Чтобы не опоздать и доставить начальника вовремя, Берия включил мигалку и сирену, которая выла так громко и надрывно, что у Еноха чуть все внутренности наружу не вывернулись. Эффекта, правда, было мало. Ближе к центру проезжая часть забита разнообразной техникой, традиционно доставляемой в эти дальние края со всех автомобильных помоек мира. Это там они — старьё, а у нас подшаманишь чуток — и будут бегать как миленькие! Всё лучше, чем отечественные наборы плохо покрашенного металлолома. Евнох с нескрываемой завистью смотрел на всех этих видавших виды представителей автомобильной фауны, зная, что, несмотря на свой допотопный вид, они были намного удобнее и уж явно практичнее его экипажа. Между машин с независимым и гордым видом брели навьюченные верблюды. Рядом вышагивали крикливые погонщики в драных стёганых халатах, на спинах которых красовались изрядно вылинявшие портреты властителей тех халифатов, откуда они были родом и от чьего имени везли продавать свои товары. Внизу под портретом виднелись стандартные пространные надписи, из которых чётко можно было разобрать только одну: «Я — Абдула, сын Али из рода выйчий — верный раб великого халифа Сташни-баши, да продлит Всевышний его годы! Предан, как собака, моему господину и всегда ему покорен». Надписи эти служили и загранпаспортом, и визитной карточкой, и сертификатом качества, и самой лицензией на право торговли, поэтому погонщики пуще своей жизни берегли халаты, выдаваемые щедрым халифом бесплатно один раз в пять лет. К автомобильному чаду примешивался стойкий, ни с чем не сравнимый запах Азии.
Перед пустым двором представительства у узких тротуаров в несколько рядов стояли одинаковые грязно-серые детища горьковского автозавода со спецномерами, напрочь перекрывая движение. Кое-как протиснувшись в гудящем, орущем и матерящемся автопотоке, Берия с первого раза ухитрился припарковать их рыдван на только что освободившееся место в ближнем к воротам ряду.
Вокруг кипела какая-то своя жизнь. Приехавшие из всех уделов окуёма чиновники выгружали из багажников всякую всячину и торопливо, обгоняя друг друга, волокли в серое здание. Чего здесь только не было! Огромные копчёные окорки, бутыли с какой-то мутноватой жидкостью, мешочки с кореньями, плетёные корзины и берестяные туеса с разнообразной снедью, заботливо повязанные чистой выбеленной холстиной, узкие штуки самого холста, осетровые хвосты и хищные морды тайменей, медвежьи шкуры, и ещё что-то живое и барахтающееся в огромных рогожных мехах.
— Вот это я влип, — подумал Енох, робко шагая к властному крыльцу и застенчиво помахивая тощим портфельцем, — сюда надо было везти не вычурные обеъвровские сувениры и импортные шоколадки, а контейнер хорошенького секондхэнда.
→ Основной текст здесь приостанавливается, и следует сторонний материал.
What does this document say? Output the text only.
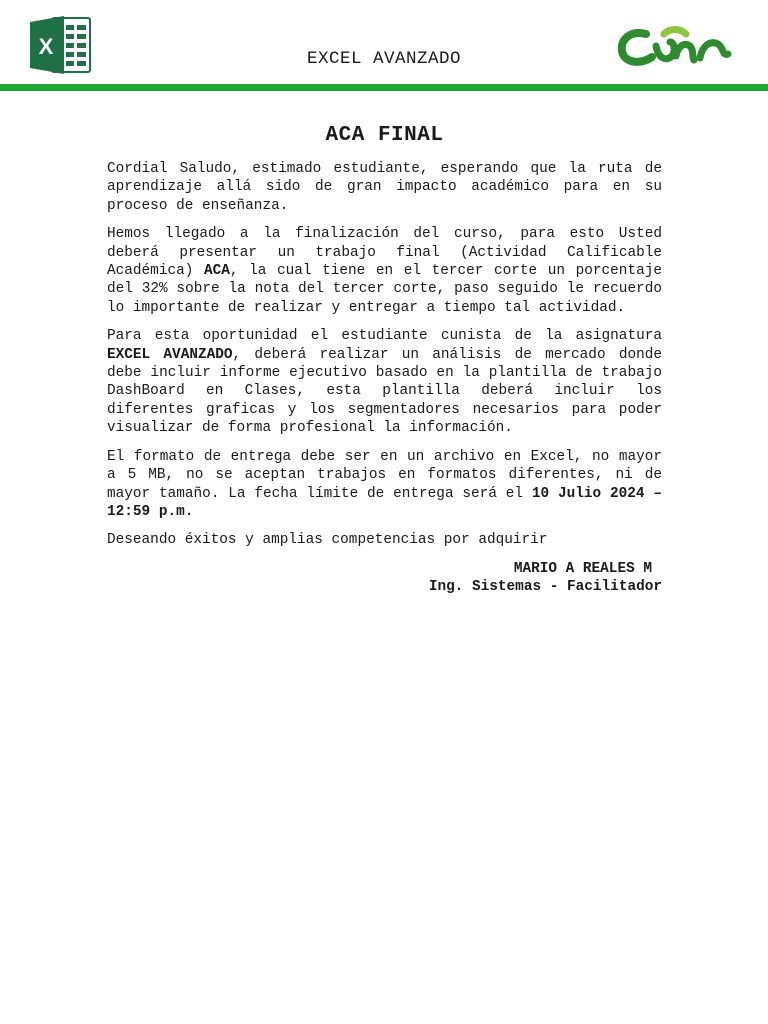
X	EXCEL AVANZADO
ACA FINAL

Cordial Saludo, estimado estudiante, esperando que la ruta de aprendizaje allá sido de gran impacto académico para en su proceso de enseñanza.

Hemos llegado a la finalización del curso, para esto Usted deberá presentar un trabajo final (Actividad Calificable Académica) ACA, la cual tiene en el tercer corte un porcentaje del 32% sobre la nota del tercer corte, paso seguido le recuerdo lo importante de realizar y entregar a tiempo tal actividad.

Para esta oportunidad el estudiante cunista de la asignatura EXCEL AVANZADO, deberá realizar un análisis de mercado donde debe incluir informe ejecutivo basado en la plantilla de trabajo DashBoard en Clases, esta plantilla deberá incluir los diferentes graficas y los segmentadores necesarios para poder visualizar de forma profesional la información.

El formato de entrega debe ser en un archivo en Excel, no mayor a 5 MB, no se aceptan trabajos en formatos diferentes, ni de mayor tamaño. La fecha límite de entrega será el 10 Julio 2024 – 12:59 p.m.

Deseando éxitos y amplias competencias por adquirir

MARIO A REALES M
Ing. Sistemas - Facilitador
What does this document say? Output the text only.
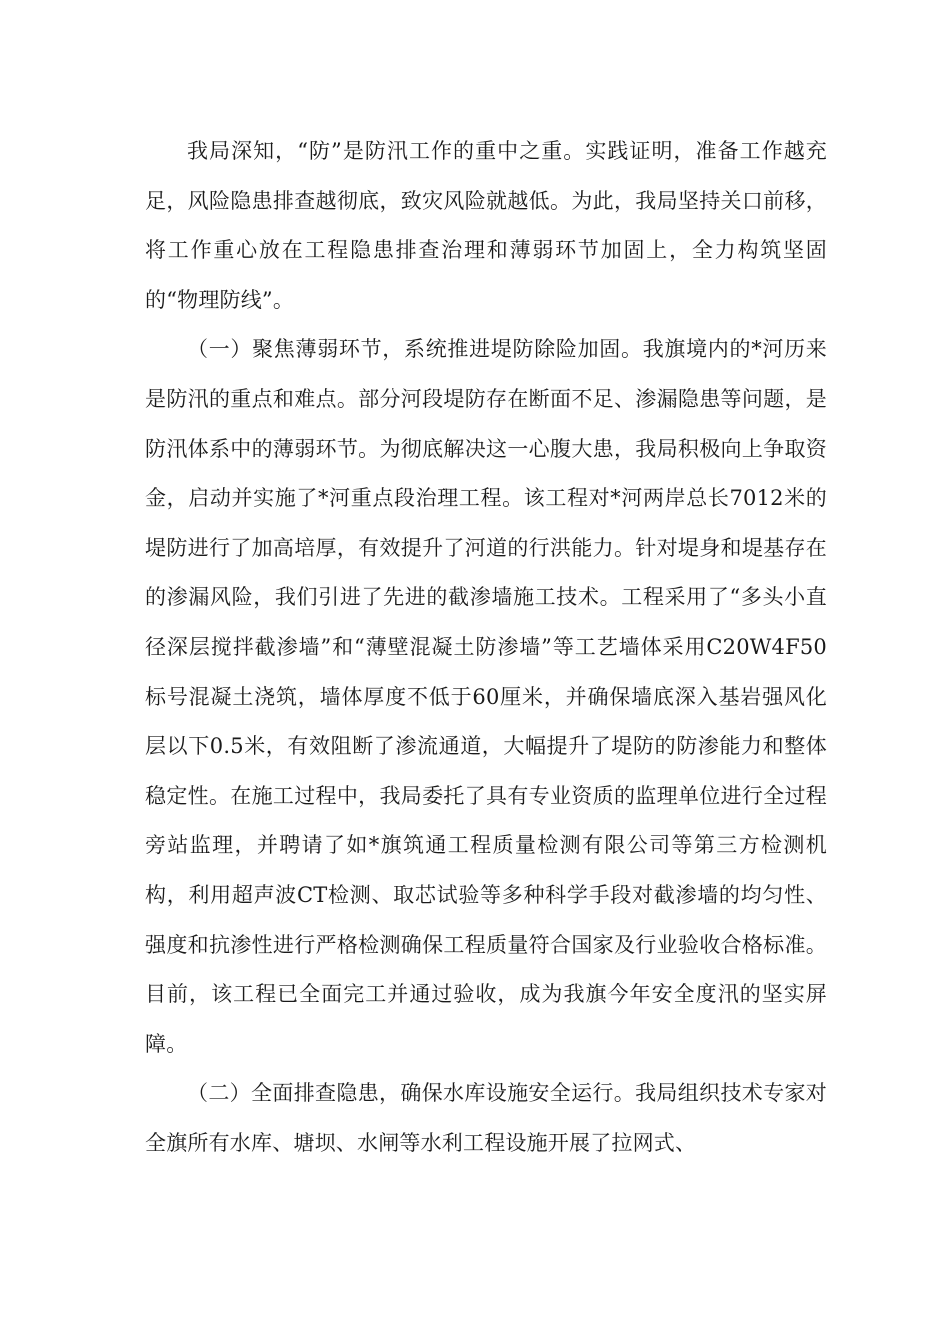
我局深知，“防”是防汛工作的重中之重。实践证明，准备工作越充足，风险隐患排查越彻底，致灾风险就越低。为此，我局坚持关口前移，将工作重心放在工程隐患排查治理和薄弱环节加固上，全力构筑坚固的“物理防线”。

（一）聚焦薄弱环节，系统推进堤防除险加固。我旗境内的*河历来是防汛的重点和难点。部分河段堤防存在断面不足、渗漏隐患等问题，是防汛体系中的薄弱环节。为彻底解决这一心腹大患，我局积极向上争取资金，启动并实施了*河重点段治理工程。该工程对*河两岸总长7012米的堤防进行了加高培厚，有效提升了河道的行洪能力。针对堤身和堤基存在的渗漏风险，我们引进了先进的截渗墙施工技术。工程采用了“多头小直径深层搅拌截渗墙”和“薄壁混凝土防渗墙”等工艺墙体采用C20W4F50标号混凝土浇筑，墙体厚度不低于60厘米，并确保墙底深入基岩强风化层以下0.5米，有效阻断了渗流通道，大幅提升了堤防的防渗能力和整体稳定性。在施工过程中，我局委托了具有专业资质的监理单位进行全过程旁站监理，并聘请了如*旗筑通工程质量检测有限公司等第三方检测机构，利用超声波CT检测、取芯试验等多种科学手段对截渗墙的均匀性、强度和抗渗性进行严格检测确保工程质量符合国家及行业验收合格标准。目前，该工程已全面完工并通过验收，成为我旗今年安全度汛的坚实屏障。

（二）全面排查隐患，确保水库设施安全运行。我局组织技术专家对全旗所有水库、塘坝、水闸等水利工程设施开展了拉网式、
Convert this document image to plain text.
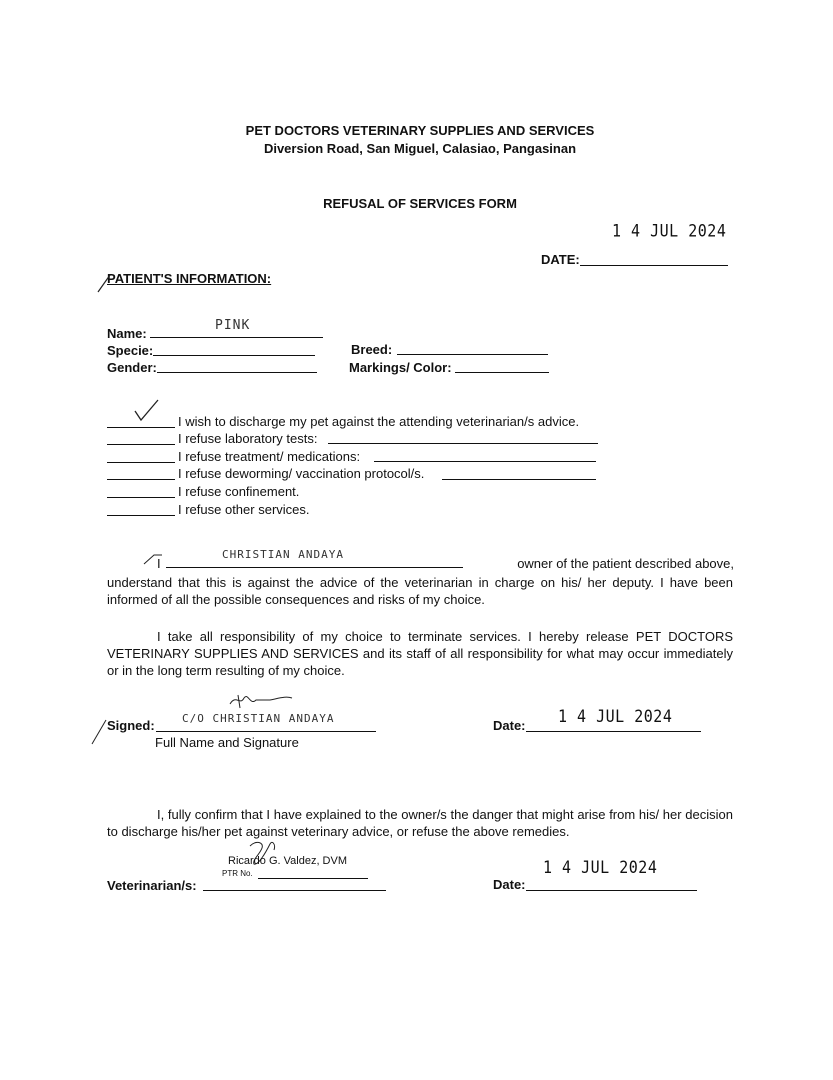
PET DOCTORS VETERINARY SUPPLIES AND SERVICES
Diversion Road, San Miguel, Calasiao, Pangasinan
REFUSAL OF SERVICES FORM
1 4 JUL 2024
DATE:
PATIENT'S INFORMATION:
Name:
PINK
Specie:
Gender:
Breed:
Markings/ Color:
I wish to discharge my pet against the attending veterinarian/s advice.
I refuse laboratory tests:
I refuse treatment/ medications:
I refuse deworming/ vaccination protocol/s.
I refuse confinement.
I refuse other services.
I
CHRISTIAN ANDAYA
owner of the patient described above,
understand that this is against the advice of the veterinarian in charge on his/ her deputy. I have been informed of all the possible consequences and risks of my choice.
I take all responsibility of my choice to terminate services. I hereby release PET DOCTORS VETERINARY SUPPLIES AND SERVICES and its staff of all responsibility for what may occur immediately or in the long term resulting of my choice.
Signed: C/O CHRISTIAN ANDAYA
Full Name and Signature
Date: 1 4 JUL 2024
I, fully confirm that I have explained to the owner/s the danger that might arise from his/ her decision to discharge his/her pet against veterinary advice, or refuse the above remedies.
Ricardo G. Valdez, DVM
PTR No.
Veterinarian/s:
1 4 JUL 2024
Date:
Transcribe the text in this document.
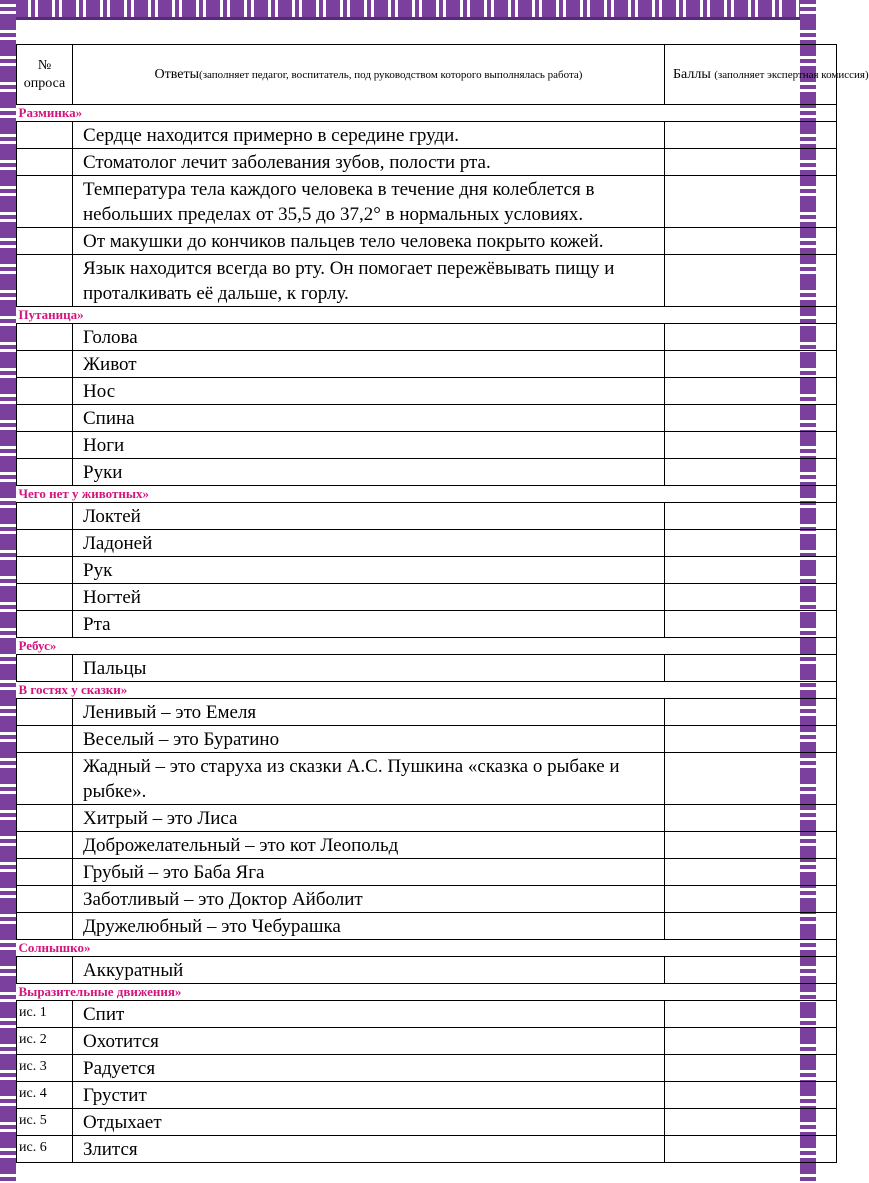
№ опроса	Ответы(заполняет педагог, воспитатель, под руководством которого выполнялась работа)	Баллы (заполняет экспертная комиссия)
Разминка»		
	Сердце находится примерно в середине груди.	
	Стоматолог лечит заболевания зубов, полости рта.	
	Температура тела каждого человека в течение дня колеблется в небольших пределах от 35,5 до 37,2° в нормальных условиях.	
	От макушки до кончиков пальцев тело человека покрыто кожей.	
	Язык находится всегда во рту. Он помогает пережёвывать пищу и проталкивать её дальше, к горлу.	
Путаница»		
	Голова	
	Живот	
	Нос	
	Спина	
	Ноги	
	Руки	
Чего нет у животных»		
	Локтей	
	Ладоней	
	Рук	
	Ногтей	
	Рта	
Ребус»		
	Пальцы	
В гостях у сказки»		
	Ленивый – это Емеля	
	Веселый – это Буратино	
	Жадный – это старуха из сказки А.С. Пушкина «сказка о рыбаке и рыбке».	
	Хитрый – это Лиса	
	Доброжелательный – это кот Леопольд	
	Грубый – это Баба Яга	
	Заботливый – это Доктор Айболит	
	Дружелюбный – это Чебурашка	
Солнышко»		
	Аккуратный	
Выразительные движения»		
ис. 1	Спит	
ис. 2	Охотится	
ис. 3	Радуется	
ис. 4	Грустит	
ис. 5	Отдыхает	
ис. 6	Злится	
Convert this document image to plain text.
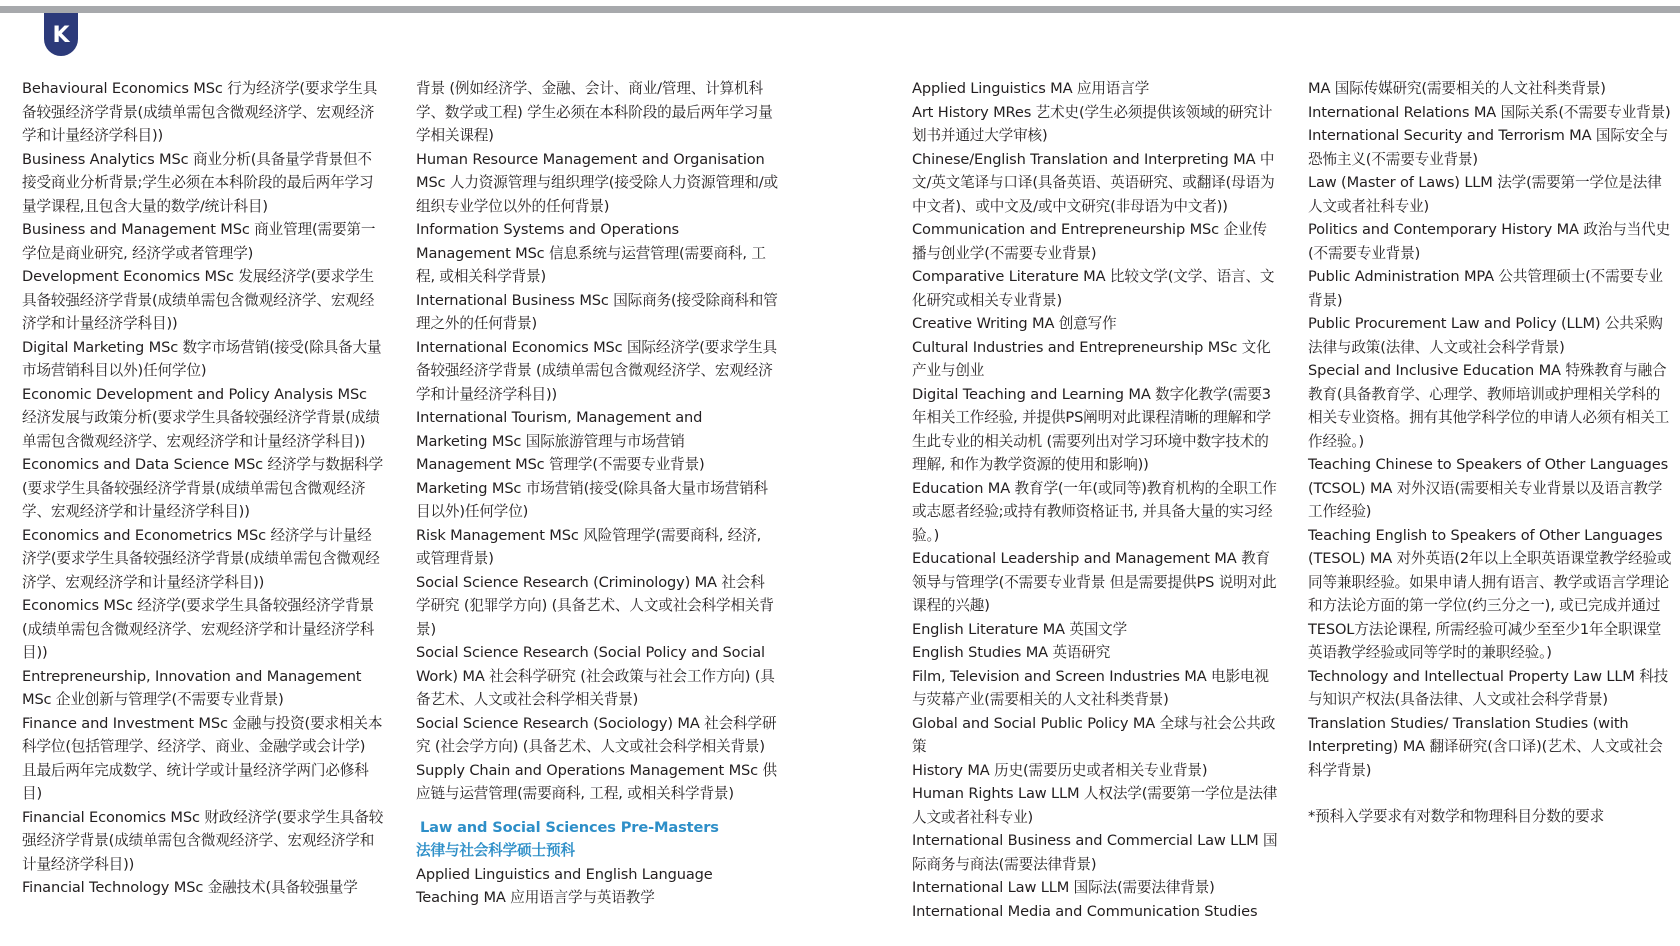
K

Behavioural Economics MSc 行为经济学(要求学生具备较强经济学背景(成绩单需包含微观经济学、宏观经济学和计量经济学科目))

Business Analytics MSc 商业分析(具备量学背景但不接受商业分析背景;学生必须在本科阶段的最后两年学习量学课程,且包含大量的数学/统计科目)

Business and Management MSc 商业管理(需要第一学位是商业研究, 经济学或者管理学)

Development Economics MSc 发展经济学(要求学生具备较强经济学背景(成绩单需包含微观经济学、宏观经济学和计量经济学科目))

Digital Marketing MSc 数字市场营销(接受(除具备大量市场营销科目以外)任何学位)

Economic Development and Policy Analysis MSc 经济发展与政策分析(要求学生具备较强经济学背景(成绩单需包含微观经济学、宏观经济学和计量经济学科目))

Economics and Data Science MSc 经济学与数据科学(要求学生具备较强经济学背景(成绩单需包含微观经济学、宏观经济学和计量经济学科目))

Economics and Econometrics MSc 经济学与计量经济学(要求学生具备较强经济学背景(成绩单需包含微观经济学、宏观经济学和计量经济学科目))

Economics MSc 经济学(要求学生具备较强经济学背景(成绩单需包含微观经济学、宏观经济学和计量经济学科目))

Entrepreneurship, Innovation and Management MSc 企业创新与管理学(不需要专业背景)

Finance and Investment MSc 金融与投资(要求相关本科学位(包括管理学、经济学、商业、金融学或会计学) 且最后两年完成数学、统计学或计量经济学两门必修科目)

Financial Economics MSc 财政经济学(要求学生具备较强经济学背景(成绩单需包含微观经济学、宏观经济学和计量经济学科目))

Financial Technology MSc 金融技术(具备较强量学

背景 (例如经济学、金融、会计、商业/管理、计算机科学、数学或工程) 学生必须在本科阶段的最后两年学习量学相关课程)

Human Resource Management and Organisation MSc 人力资源管理与组织理学(接受除人力资源管理和/或组织专业学位以外的任何背景)

Information Systems and Operations Management MSc 信息系统与运营管理(需要商科, 工程, 或相关科学背景)

International Business MSc 国际商务(接受除商科和管理之外的任何背景)

International Economics MSc 国际经济学(要求学生具备较强经济学背景 (成绩单需包含微观经济学、宏观经济学和计量经济学科目))

International Tourism, Management and Marketing MSc 国际旅游管理与市场营销 Management MSc 管理学(不需要专业背景)

Marketing MSc 市场营销(接受(除具备大量市场营销科目以外)任何学位)

Risk Management MSc 风险管理学(需要商科, 经济, 或管理背景)

Social Science Research (Criminology) MA 社会科学研究 (犯罪学方向) (具备艺术、人文或社会科学相关背景)

Social Science Research (Social Policy and Social Work) MA 社会科学研究 (社会政策与社会工作方向) (具备艺术、人文或社会科学相关背景)

Social Science Research (Sociology) MA 社会科学研究 (社会学方向) (具备艺术、人文或社会科学相关背景)

Supply Chain and Operations Management MSc 供应链与运营管理(需要商科, 工程, 或相关科学背景)

Law and Social Sciences Pre-Masters
法律与社会科学硕士预科

Applied Linguistics and English Language Teaching MA 应用语言学与英语教学

Applied Linguistics MA 应用语言学

Art History MRes 艺术史(学生必须提供该领域的研究计划书并通过大学审核)

Chinese/English Translation and Interpreting MA 中文/英文笔译与口译(具备英语、英语研究、或翻译(母语为中文者)、或中文及/或中文研究(非母语为中文者))

Communication and Entrepreneurship MSc 企业传播与创业学(不需要专业背景)

Comparative Literature MA 比较文学(文学、语言、文化研究或相关专业背景)

Creative Writing MA 创意写作

Cultural Industries and Entrepreneurship MSc 文化产业与创业

Digital Teaching and Learning MA 数字化教学(需要3年相关工作经验, 并提供PS阐明对此课程清晰的理解和学生此专业的相关动机 (需要列出对学习环境中数字技术的理解, 和作为教学资源的使用和影响))

Education MA 教育学(一年(或同等)教育机构的全职工作或志愿者经验;或持有教师资格证书, 并具备大量的实习经验。)

Educational Leadership and Management MA 教育领导与管理学(不需要专业背景 但是需要提供PS 说明对此课程的兴趣)

English Literature MA 英国文学

English Studies MA 英语研究

Film, Television and Screen Industries MA 电影电视与荧幕产业(需要相关的人文社科类背景)

Global and Social Public Policy MA 全球与社会公共政策

History MA 历史(需要历史或者相关专业背景)

Human Rights Law LLM 人权法学(需要第一学位是法律人文或者社科专业)

International Business and Commercial Law LLM 国际商务与商法(需要法律背景)

International Law LLM 国际法(需要法律背景)

International Media and Communication Studies

MA 国际传媒研究(需要相关的人文社科类背景)

International Relations MA 国际关系(不需要专业背景)

International Security and Terrorism MA 国际安全与恐怖主义(不需要专业背景)

Law (Master of Laws) LLM 法学(需要第一学位是法律人文或者社科专业)

Politics and Contemporary History MA 政治与当代史(不需要专业背景)

Public Administration MPA 公共管理硕士(不需要专业背景)

Public Procurement Law and Policy (LLM) 公共采购法律与政策(法律、人文或社会科学背景)

Special and Inclusive Education MA 特殊教育与融合教育(具备教育学、心理学、教师培训或护理相关学科的相关专业资格。拥有其他学科学位的申请人必须有相关工作经验。)

Teaching Chinese to Speakers of Other Languages (TCSOL) MA 对外汉语(需要相关专业背景以及语言教学工作经验)

Teaching English to Speakers of Other Languages (TESOL) MA 对外英语(2年以上全职英语课堂教学经验或同等兼职经验。如果申请人拥有语言、教学或语言学理论和方法论方面的第一学位(约三分之一), 或已完成并通过TESOL方法论课程, 所需经验可减少至至少1年全职课堂英语教学经验或同等学时的兼职经验。)

Technology and Intellectual Property Law LLM 科技与知识产权法(具备法律、人文或社会科学背景)

Translation Studies/ Translation Studies (with Interpreting) MA 翻译研究(含口译)(艺术、人文或社会科学背景)

*预科入学要求有对数学和物理科目分数的要求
Ладно, первый раз в первый класс, дальше исправимся.
Неимоверное количество подношений с поразительной скоростью растаскивалось по чиновным кабинетам, волоклись мешки, хлопали двери. Енох приметил одного из коллег, только что вышедшего из кабинета и улыбнувшегося ему навстречу раскосыми глазами. Вздохнув с явным облегчением, человек вытер взмокший лоб несвежим платком. Ответив на приветствие, Енох не спеша поднялся на третий этаж и свернул к кабинету генерала Склися, единственного пока знакомого ему здесь человека. Но не тут-то было, у искомого кабинета толпилась целая очередь. Чиновный люд, рассовав крупногабаритные презенты по мелким, но очень нужным клеркам, спешил засвидетельствовать свою лояльность не только уполномоченному Третьего спецотделения тайной канцелярии Его Величества, коим являлся генерал с неудобоваримой фамилией, но и лично выразить почтение второму человеку окуёма, а в его лице и самому Генерал-Наместнику. Судя по нервному ощупыванию левого внутреннего кармана давно потерявших форму пиджаков, это почтение, по всей видимости, исчислялось в бумажном эквиваленте энного количества материальных ценностей.
Еноха снова покоробило. «До чего же всё примитивно! — подумал он с раздражением. — Азия-с, тебя же предупреждали.
Однако главное — не бояться! — Он, конечно, знал, что в стране все берут, но чтобы вот так, в открытую! А чего, собственно, стесняться? Эта часть федеральной империи и в былые времена считалась в столице колонией, соответственно и нравы здесь были колониальные. Да и теперь остались. — Ну, гляди, ты себя уже и до колониального чиновника довёл. Да и чёрт бы с ней, с колонией, мне бы заполучить крест на шею, галун гражданского генерала на виц-мундир, а главное — титул к фамилии. Вот тогда баста! Тогда можно назад, в родную Объевру, жить спокойной размеренной жизнью, мучиться ностальгией по дикой родине и пописывать мемуары».
— Вы, господин, извините, не знаю вашего имени и отчества, на аудиенцию стоите или так себе? — тронув Еноха за рукав, спросил невысокого роста господин в больших роговых очках, странном, в серую ёлочку, костюме из толстой шерстяной ткани, сбившемся набок рябом галстуке и жёлтой рубахе с засаленным воротом.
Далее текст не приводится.